Niedersachsen geht als erstes Bundesland einen neuen Weg der Verkehrsüberwachung. Dabei wird nicht wie bisher an einem festen Punkt die Geschwindigkeit der Autofahrer gemessen, sondern über einen mehrere Kilometer langen Streckenabschnitt: Alle Fahrzeuge werden zu Beginn und am Ende der Etappe von einer Kamera erfasst. Anhand der Zeit, in der die Strecke zurückgelegt wurde, lässt sich ermitteln, ob einzelne Fahrer die zulässige Geschwindigkeit überschritten haben. War das Auto zu schnell unterwegs, löst eine dritte Kamera den Blitzer aus.
Die neue Methode könnte laut Innenminister Boris Pistorius in der Region Hannover erprobt werden. Sie nennt sich „Section Control“ und wurde bereits 2009 vom Verkehrsgerichtstag in Goslar empfohlen. Sie hat nach Auffassung von Pistorius gleich mehrere Vorteile. Auf Unfallsstrecken, in Tunneln oder Baustellenbereichen werde die Verkehrssicherheit „wirksam und nachweislich erhöht“. Österreich und die Niederlande hätten damit gute Erfahrungen gemacht, sagte der SPD-Politiker am Montag in Hannover. Außerdem werde die Abschnittskontrolle von Autofahrern als „gerechter und fairer“ empfunden. Sie führe zu einem harmonischeren Verkehrsfluss und es entfalle das gefährliche Abbremsen vor stationären Blitzern.

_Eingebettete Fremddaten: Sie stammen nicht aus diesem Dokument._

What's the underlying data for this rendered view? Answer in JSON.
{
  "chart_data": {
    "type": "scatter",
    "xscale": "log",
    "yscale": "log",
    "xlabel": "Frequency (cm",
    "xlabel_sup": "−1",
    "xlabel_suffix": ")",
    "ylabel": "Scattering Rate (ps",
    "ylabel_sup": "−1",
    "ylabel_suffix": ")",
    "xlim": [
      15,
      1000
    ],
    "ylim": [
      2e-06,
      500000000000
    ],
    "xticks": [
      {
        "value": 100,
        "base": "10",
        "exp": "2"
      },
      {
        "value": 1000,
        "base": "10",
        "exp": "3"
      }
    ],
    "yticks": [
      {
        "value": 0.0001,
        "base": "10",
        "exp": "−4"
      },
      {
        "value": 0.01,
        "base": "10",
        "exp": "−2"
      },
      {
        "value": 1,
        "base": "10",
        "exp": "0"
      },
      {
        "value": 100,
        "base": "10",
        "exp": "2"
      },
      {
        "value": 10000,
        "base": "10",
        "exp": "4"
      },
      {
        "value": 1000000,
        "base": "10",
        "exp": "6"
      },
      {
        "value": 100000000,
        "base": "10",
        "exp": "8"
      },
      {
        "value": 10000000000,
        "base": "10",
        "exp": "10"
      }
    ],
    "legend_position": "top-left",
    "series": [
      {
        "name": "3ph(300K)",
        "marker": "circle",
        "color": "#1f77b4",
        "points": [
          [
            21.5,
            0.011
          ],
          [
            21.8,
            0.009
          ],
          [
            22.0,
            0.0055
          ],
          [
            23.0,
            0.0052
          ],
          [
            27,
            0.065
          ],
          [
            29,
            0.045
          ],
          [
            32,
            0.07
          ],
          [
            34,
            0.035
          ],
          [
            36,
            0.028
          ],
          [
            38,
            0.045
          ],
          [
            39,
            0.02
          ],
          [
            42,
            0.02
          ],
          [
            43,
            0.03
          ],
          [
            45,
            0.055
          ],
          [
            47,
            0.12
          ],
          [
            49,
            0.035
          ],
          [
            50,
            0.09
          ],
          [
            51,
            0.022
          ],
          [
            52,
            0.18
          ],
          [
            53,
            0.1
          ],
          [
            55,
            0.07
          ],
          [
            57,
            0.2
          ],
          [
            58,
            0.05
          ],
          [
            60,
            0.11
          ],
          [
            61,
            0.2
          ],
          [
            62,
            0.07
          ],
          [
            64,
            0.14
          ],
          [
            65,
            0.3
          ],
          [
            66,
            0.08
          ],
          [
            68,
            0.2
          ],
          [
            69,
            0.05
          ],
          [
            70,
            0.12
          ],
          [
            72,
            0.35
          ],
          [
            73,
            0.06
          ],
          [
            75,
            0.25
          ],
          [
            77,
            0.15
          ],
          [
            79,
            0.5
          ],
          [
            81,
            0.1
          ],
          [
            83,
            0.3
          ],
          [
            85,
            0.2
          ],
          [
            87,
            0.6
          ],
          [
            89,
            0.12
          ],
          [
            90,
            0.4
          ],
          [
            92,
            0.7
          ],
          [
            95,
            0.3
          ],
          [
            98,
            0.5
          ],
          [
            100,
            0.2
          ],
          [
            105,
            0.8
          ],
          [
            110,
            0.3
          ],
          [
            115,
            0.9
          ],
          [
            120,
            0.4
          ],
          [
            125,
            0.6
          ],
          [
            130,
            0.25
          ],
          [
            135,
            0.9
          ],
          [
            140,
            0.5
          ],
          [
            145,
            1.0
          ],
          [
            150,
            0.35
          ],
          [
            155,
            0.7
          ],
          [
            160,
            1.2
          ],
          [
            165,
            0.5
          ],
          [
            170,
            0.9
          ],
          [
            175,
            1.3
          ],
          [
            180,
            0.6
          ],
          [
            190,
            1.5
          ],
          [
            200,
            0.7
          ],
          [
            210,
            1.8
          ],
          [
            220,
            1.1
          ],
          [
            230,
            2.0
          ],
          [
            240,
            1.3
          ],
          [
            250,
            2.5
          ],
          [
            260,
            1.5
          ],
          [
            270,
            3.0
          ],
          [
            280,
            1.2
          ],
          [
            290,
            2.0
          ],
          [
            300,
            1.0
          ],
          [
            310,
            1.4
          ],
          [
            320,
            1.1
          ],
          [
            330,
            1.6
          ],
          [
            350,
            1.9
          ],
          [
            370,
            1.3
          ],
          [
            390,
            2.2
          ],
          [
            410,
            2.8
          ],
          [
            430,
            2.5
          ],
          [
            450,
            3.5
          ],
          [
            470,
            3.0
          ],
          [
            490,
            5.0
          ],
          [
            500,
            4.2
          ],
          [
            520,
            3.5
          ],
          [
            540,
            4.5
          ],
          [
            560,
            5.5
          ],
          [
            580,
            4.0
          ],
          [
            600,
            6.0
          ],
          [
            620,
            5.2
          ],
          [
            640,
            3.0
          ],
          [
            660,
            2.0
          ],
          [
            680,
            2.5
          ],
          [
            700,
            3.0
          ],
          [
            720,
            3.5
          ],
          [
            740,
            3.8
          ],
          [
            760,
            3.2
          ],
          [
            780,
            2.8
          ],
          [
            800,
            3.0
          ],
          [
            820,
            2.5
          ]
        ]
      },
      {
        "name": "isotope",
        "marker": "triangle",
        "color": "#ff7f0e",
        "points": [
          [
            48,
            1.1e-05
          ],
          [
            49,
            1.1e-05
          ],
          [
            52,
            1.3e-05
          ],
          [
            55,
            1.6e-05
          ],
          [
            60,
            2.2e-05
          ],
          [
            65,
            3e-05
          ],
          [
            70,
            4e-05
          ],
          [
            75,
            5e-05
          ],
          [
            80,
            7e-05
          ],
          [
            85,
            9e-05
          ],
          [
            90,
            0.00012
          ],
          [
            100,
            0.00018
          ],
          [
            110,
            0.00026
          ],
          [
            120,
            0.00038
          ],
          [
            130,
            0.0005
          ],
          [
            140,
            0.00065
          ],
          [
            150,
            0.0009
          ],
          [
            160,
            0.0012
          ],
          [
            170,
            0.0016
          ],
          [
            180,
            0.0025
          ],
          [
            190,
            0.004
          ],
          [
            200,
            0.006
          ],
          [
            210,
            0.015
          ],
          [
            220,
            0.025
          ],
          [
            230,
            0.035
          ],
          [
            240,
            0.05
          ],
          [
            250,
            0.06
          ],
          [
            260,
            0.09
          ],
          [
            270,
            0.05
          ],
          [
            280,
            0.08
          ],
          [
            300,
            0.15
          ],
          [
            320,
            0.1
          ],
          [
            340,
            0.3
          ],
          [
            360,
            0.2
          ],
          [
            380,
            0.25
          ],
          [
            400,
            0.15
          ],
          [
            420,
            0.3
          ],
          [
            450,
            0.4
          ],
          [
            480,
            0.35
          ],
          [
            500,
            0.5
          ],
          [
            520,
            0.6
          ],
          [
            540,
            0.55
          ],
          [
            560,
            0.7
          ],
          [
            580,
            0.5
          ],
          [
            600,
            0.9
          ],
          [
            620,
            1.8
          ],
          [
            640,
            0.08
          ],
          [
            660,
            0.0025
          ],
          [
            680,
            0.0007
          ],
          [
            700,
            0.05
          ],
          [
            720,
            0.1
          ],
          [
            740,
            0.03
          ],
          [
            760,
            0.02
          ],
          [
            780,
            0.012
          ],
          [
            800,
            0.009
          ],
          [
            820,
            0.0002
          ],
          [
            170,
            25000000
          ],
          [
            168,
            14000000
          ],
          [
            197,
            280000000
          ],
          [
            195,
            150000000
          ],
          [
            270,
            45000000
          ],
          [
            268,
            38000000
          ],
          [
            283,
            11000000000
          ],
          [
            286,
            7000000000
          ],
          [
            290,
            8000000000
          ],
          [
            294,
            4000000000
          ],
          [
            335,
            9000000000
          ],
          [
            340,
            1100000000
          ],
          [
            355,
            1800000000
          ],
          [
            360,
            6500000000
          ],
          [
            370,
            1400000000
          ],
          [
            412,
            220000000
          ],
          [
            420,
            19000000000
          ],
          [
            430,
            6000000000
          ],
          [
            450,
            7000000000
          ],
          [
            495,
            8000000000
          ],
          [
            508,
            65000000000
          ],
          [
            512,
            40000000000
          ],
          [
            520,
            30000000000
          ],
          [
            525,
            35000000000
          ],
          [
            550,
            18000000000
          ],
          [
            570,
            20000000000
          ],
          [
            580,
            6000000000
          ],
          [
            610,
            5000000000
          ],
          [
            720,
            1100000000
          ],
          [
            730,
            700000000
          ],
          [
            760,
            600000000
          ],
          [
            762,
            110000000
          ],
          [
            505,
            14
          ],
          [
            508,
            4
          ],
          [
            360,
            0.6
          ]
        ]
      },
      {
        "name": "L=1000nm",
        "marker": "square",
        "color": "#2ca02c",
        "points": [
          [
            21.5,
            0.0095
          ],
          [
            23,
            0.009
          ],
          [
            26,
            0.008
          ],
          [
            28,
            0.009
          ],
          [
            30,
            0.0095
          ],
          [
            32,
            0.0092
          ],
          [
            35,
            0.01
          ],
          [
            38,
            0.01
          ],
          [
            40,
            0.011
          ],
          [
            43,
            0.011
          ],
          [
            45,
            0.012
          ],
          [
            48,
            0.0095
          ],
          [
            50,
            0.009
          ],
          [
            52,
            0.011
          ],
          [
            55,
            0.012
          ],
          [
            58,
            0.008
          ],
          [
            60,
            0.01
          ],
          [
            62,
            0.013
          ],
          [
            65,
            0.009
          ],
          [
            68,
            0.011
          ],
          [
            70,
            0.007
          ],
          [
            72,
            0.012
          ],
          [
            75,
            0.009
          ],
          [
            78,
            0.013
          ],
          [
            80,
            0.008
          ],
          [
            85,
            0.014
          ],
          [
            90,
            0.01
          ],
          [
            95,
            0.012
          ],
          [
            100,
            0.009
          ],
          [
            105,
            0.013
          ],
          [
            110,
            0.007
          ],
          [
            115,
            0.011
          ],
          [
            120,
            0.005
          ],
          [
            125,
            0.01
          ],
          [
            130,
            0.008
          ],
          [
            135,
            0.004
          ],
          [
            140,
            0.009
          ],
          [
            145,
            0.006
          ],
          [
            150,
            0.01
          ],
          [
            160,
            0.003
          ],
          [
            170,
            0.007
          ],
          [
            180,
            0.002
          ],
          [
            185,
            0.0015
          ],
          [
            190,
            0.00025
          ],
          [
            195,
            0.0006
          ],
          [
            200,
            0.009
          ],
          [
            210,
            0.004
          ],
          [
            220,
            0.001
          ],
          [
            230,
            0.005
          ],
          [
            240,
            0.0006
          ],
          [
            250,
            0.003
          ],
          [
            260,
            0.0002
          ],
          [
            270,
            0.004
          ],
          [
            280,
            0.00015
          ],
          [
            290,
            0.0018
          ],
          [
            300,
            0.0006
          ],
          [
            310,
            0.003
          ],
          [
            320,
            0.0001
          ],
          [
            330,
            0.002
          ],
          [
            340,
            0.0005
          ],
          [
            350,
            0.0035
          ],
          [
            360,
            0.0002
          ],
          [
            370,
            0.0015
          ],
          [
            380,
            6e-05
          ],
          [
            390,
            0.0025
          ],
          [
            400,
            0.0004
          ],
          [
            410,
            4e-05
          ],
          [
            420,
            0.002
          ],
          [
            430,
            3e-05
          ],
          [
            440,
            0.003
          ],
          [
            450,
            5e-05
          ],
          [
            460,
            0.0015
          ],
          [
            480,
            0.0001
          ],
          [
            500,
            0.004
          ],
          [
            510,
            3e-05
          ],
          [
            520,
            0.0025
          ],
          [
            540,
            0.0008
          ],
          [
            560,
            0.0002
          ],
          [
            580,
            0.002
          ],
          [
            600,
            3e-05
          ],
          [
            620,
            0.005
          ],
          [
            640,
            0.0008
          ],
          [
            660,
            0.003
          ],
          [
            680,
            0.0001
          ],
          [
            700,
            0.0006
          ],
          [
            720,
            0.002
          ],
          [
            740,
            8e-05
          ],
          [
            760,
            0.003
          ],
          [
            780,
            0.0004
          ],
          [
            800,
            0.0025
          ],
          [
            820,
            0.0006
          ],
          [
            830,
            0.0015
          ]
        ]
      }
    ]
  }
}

Nach Pistorius’ Angaben soll die Methode zunächst auf einer noch nicht ausgewählten Strecke für 18 Monate lang getestet werden. Start der Erprobung wird der Beginn des kommenden Jahres sein. Möglicherweise kommt dafür die B 6 zwischen Laatzen und Sarstedt in Betracht – eben weil dort so viele schwere Unfälle passieren, für die es laut Pistorius „nur eine Ursache gibt: Raserei“. Die Entscheidung werde aber erst in den kommenden Wochen getroffen.
Knackpunkt beim „Section Control“ ist der Datenschutz. Jedes einzelne Auto wird fotografiert, unabhängig davon, ob der Fahrer zu schnell unterwegs ist oder nicht. Dank neuer Computertechnik, mit der die strengen Vorgaben des Datenschutzes eingehalten würden, sei der niedersächsische Pilotversuch aber möglich, sagte Pistorius gestern. Die Bilder würden in einer Art digitalem Safe abgelegt, nur wenn ein Verstoß festgestellt wurde, bekämen die Behörden Zugriff darauf. Ansonsten würden die Aufnahmen sofort gelöscht. Der Landesdatenschützer habe den Pilotversuch abgesegnet, betonte der Innenminister. „Sonst hätte ich das auch gestoppt.“
Die Zusicherung reicht dem früheren FDP-Verkehrsminister Jörg Bode nicht aus. „Der Innenminister will die Daten von Millionen von Autos erfassen. Damit wird jeder Autofahrer zum Pauschalverdächtigen“, sagte Bode, der auch in der Datenschutzkommission des Landtags sitzt. „Geschwindigkeitskontrollen können niemals den gläsernen Autofahrer rechtfertigen.“ Der FDP-Politiker bemängelte außerdem, dass Pistorius für die Abschnittskontrolle zunächst keine Ermächtigung im Gesetz schaffen will: „Ein so schwerwiegender Eingriff darf nicht auf Grundlage einer Generalklausel des Polizeigesetzes erfolgen.“
Um die in Niedersachsen im ersten Halbjahr spürbar angestiegene Zahl schwerer Unfälle zu senken, beteiligt das Land sich am 18. und 19. September erneut an einem bundesweiten Blitzmarathon. An knapp 500 Messstellen wird das Tempo kontrolliert. Die Erfahrung zeige, dass die Autofahrer bereits an den Tagen zuvor disziplinierter führen, sagte Pistorius.